Today, I thought I’d write about a little sewing enterprise of mine. I know what you’re thinking – “not another sewing blogger monetising their blog! Soon she’ll be announcing her exciting collaboration with Sprout Patterns”. Don’t worry, Lilu & Bey is something entirely different.
Some years ago, my friend Beth started a business called Lilu & Bey, where she sold beautiful, Tilda-style handsewn softies. When her second child was born, her business was put to the side – until 2014, when she reopened Lilu & Bey with the intention of raising money for UNHCR for Australia (the Australian branch of the United Nations Refugee Agency). I offered to sew a few aprons to help out, and soon found myself deluged in my own handmade aprons, accessories and softies – toy-making is just that addictive.
Beth and I are childhood friends – you might have seen the clothes I’ve sewn for her own children on this blog. We often have conversations about the inhumanity of the Australian government’s refugee policy of indefinite detention, and express our desire to effect positive change for refugees. I do not intend to turn this into a political blog. But the personal is political, and to explain how Lilu & Bey began (again), I must also explain a little about Australia’s refugee policy.*
Content warning: following contains mention of suicide, abuse and politics
Australia maintains one of the world’s most restrictive immigration detention systems. Asylum seekers who arrive by boat to Australia are immediately transferred to indefinite, offshore detention, in an attempt by the Australian government to escape their obligations under international law. The conditions are “unsafe and inhumane”, according to the UNHCR, and claims go unprocessed. Asylum seekers who arrive by boat have no chance of being settled in Australia.
This is a separate issue to the refugee crisis sweeping the world – one which began in the 90s with the Keating and Howard governments, and is in numbers disproportionate to the rest of the world. Despite Australia receiving relatively few boat arrivals, the panic surrounding “boat people” has made harsh refugee management a widely supported policy of both major parties.
I find it difficult to stand idly by while consecutive Australian governments commit gross human rights breaches, including their obligations under the Convention on the Rights of the Child and the United Nations Convention on Refugees. Australia is a spacious, wealthy country, with “boundless plains to share”, as our anthem proclaims. That such a vulnerable, tiny population would be subject to what Amnesty International classes as torture just so they cannot share in our riches is hardly consistent with our national ethos of a “fair go”.
It is deeply disturbing that what began as an aberrance has become a model. Australia’s harsh refugee policies have found favour with Neo-Nazis in Germany, and the current Australian government supports the US ban on immigration. Discriminatory immigration policies which may seem novel to the rest of the world have been practiced in Australia for years.
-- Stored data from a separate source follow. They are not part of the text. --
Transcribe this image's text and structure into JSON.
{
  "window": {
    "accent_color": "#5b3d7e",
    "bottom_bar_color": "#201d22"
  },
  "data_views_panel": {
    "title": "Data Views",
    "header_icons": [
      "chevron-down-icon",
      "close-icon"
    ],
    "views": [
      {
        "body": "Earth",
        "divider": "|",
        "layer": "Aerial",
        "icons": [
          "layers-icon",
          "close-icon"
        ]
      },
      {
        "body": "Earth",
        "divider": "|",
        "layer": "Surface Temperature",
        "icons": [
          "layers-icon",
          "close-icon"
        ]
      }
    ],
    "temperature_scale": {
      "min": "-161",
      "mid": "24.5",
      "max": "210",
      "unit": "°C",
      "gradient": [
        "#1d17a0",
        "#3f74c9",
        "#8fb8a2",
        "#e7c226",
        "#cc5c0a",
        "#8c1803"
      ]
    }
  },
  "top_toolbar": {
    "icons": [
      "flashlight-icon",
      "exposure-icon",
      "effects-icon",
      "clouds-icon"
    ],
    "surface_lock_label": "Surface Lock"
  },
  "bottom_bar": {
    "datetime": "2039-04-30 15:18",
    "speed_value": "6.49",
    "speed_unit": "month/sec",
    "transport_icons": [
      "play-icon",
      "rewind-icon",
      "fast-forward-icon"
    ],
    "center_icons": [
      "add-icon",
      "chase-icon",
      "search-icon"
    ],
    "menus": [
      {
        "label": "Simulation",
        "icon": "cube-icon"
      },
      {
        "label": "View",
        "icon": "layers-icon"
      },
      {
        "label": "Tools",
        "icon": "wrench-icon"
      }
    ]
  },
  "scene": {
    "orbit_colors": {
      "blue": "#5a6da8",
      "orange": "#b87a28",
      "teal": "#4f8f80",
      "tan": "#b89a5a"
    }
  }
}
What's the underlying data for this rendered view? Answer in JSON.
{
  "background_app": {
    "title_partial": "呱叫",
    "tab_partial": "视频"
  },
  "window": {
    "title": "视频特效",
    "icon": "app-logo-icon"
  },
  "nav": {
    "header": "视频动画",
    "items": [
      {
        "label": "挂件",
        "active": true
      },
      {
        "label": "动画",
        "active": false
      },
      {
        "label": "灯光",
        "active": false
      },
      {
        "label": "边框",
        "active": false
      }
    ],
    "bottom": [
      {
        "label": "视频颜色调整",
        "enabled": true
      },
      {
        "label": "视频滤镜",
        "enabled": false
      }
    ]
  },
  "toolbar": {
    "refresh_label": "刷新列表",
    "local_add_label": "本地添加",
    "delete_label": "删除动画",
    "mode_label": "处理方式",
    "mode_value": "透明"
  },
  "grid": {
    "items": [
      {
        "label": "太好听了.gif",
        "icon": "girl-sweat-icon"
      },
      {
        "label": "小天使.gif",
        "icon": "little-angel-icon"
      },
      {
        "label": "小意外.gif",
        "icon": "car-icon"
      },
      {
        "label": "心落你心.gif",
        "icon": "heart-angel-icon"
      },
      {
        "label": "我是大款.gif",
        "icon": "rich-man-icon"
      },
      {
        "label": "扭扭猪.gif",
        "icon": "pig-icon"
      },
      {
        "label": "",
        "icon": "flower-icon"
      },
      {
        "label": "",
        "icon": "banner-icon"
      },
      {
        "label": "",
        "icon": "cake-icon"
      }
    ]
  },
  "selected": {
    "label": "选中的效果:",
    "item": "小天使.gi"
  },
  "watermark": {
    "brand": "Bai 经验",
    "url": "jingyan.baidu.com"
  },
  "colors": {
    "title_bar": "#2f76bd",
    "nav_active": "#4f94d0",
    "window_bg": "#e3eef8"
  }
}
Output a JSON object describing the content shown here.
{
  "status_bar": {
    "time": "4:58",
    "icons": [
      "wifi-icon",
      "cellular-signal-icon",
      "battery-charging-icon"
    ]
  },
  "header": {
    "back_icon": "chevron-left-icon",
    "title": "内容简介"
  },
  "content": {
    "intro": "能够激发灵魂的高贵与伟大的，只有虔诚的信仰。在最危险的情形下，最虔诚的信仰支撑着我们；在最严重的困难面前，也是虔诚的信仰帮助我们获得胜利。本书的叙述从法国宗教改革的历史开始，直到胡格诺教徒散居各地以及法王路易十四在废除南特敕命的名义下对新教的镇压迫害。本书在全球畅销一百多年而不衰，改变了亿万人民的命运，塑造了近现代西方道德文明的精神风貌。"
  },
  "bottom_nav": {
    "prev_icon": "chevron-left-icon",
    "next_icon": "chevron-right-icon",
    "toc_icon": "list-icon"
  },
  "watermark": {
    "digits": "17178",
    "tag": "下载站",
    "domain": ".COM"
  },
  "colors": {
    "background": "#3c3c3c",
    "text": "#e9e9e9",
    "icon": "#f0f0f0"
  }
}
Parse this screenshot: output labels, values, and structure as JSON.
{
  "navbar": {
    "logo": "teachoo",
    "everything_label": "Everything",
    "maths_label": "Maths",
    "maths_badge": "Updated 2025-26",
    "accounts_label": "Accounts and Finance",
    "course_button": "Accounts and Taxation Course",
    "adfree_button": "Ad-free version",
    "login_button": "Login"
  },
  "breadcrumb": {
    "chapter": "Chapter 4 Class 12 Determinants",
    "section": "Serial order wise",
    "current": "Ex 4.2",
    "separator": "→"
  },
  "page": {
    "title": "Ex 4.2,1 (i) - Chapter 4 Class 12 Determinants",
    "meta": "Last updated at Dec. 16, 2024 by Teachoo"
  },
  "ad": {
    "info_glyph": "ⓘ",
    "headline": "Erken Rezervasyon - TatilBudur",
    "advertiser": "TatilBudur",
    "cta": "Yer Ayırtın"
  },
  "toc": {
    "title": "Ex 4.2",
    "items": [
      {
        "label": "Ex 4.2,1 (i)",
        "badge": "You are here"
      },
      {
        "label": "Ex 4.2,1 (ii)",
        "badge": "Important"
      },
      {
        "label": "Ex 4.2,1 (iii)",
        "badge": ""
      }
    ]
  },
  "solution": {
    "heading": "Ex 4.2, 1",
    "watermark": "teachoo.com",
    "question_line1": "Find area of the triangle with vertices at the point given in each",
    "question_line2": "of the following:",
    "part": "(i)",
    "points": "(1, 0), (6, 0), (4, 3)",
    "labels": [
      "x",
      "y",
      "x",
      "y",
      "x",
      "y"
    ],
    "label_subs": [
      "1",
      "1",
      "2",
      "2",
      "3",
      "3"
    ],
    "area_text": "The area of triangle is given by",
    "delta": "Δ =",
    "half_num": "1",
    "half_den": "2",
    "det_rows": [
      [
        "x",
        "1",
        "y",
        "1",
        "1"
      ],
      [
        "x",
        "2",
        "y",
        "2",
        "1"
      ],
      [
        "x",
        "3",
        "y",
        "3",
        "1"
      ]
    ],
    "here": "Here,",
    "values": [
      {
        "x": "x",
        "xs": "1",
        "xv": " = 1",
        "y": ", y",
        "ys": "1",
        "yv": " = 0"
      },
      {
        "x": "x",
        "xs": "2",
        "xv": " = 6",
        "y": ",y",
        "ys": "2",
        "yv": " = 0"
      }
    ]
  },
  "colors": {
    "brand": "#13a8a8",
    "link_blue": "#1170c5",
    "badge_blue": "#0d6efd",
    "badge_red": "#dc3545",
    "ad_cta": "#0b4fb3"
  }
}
So Beth and I channel our pain, our frustration, and our love for those in detention into Lilu & Bey.
When I sew toys for Lilu & Bey, I sew them for Reza Berati, the 23-year-old Iranian man who was beaten to death in riots led by detention guards, PNG nationals and police. I sew them for Hamid Kehazaei who died from a cut to his foot, after being denied life saving medical intervention. I sew them for those we have lost to suicide in detention, and for those who are currently being denied a home on the basis of their religion or the colour of their skin.
Beth and I have been pleased beyond our expectations by the money we have raised, and humbled by the support of our friends, family and customers. It is heartening to know there are others who are so willing to offer their love to those who have so little. It is my hope that the kindness and open-heartedness of Australians, and indeed all peoples, prevails over the cruelty of those who would be willing to make innocent people pawns in their political games.
You can find Lilu & Bey on Facebook, our website (not as frequently updated) and Instagram. We have stock at The Goodness Bureau in Thornbury and Enique Eco Store in Warrnambool. If you are concerned about the status of refugees, whether in detention in Australia or worldwide, I would urge you to support UNHCR (Australian or worldwide) or any refugee agency.
NOTE: there is an urgent situation on Nauru, where a pregnant refugee who suffers from pre-eclampsia is at risk of death because the Australian government refuses to transfer her to the mainland for adequate medical care. Doctors insist she needs an emergency C-section performed in Australia to save her life, yet the government refuses to release her from detention. This situation is CRITICAL – please call and message your local representatives if possible.
*This is a very simplistic explanation of Australia’s refugee policy. The actual history and current situation is more complex than I have space for here, starting with the White Australia immigration policy of 1901-1974. If you are interested in learning more, SBS has a good overview of recent history, and Amnesty International’s publications have more in-depth reports of the current situation in detention centres. The Monthly’s “Why Australia Hates Asylum Seekers” explains the deep roots of Australia’s racism and xenophobia – and the fact that many Australians still genuinely fear foreign invasion is telling.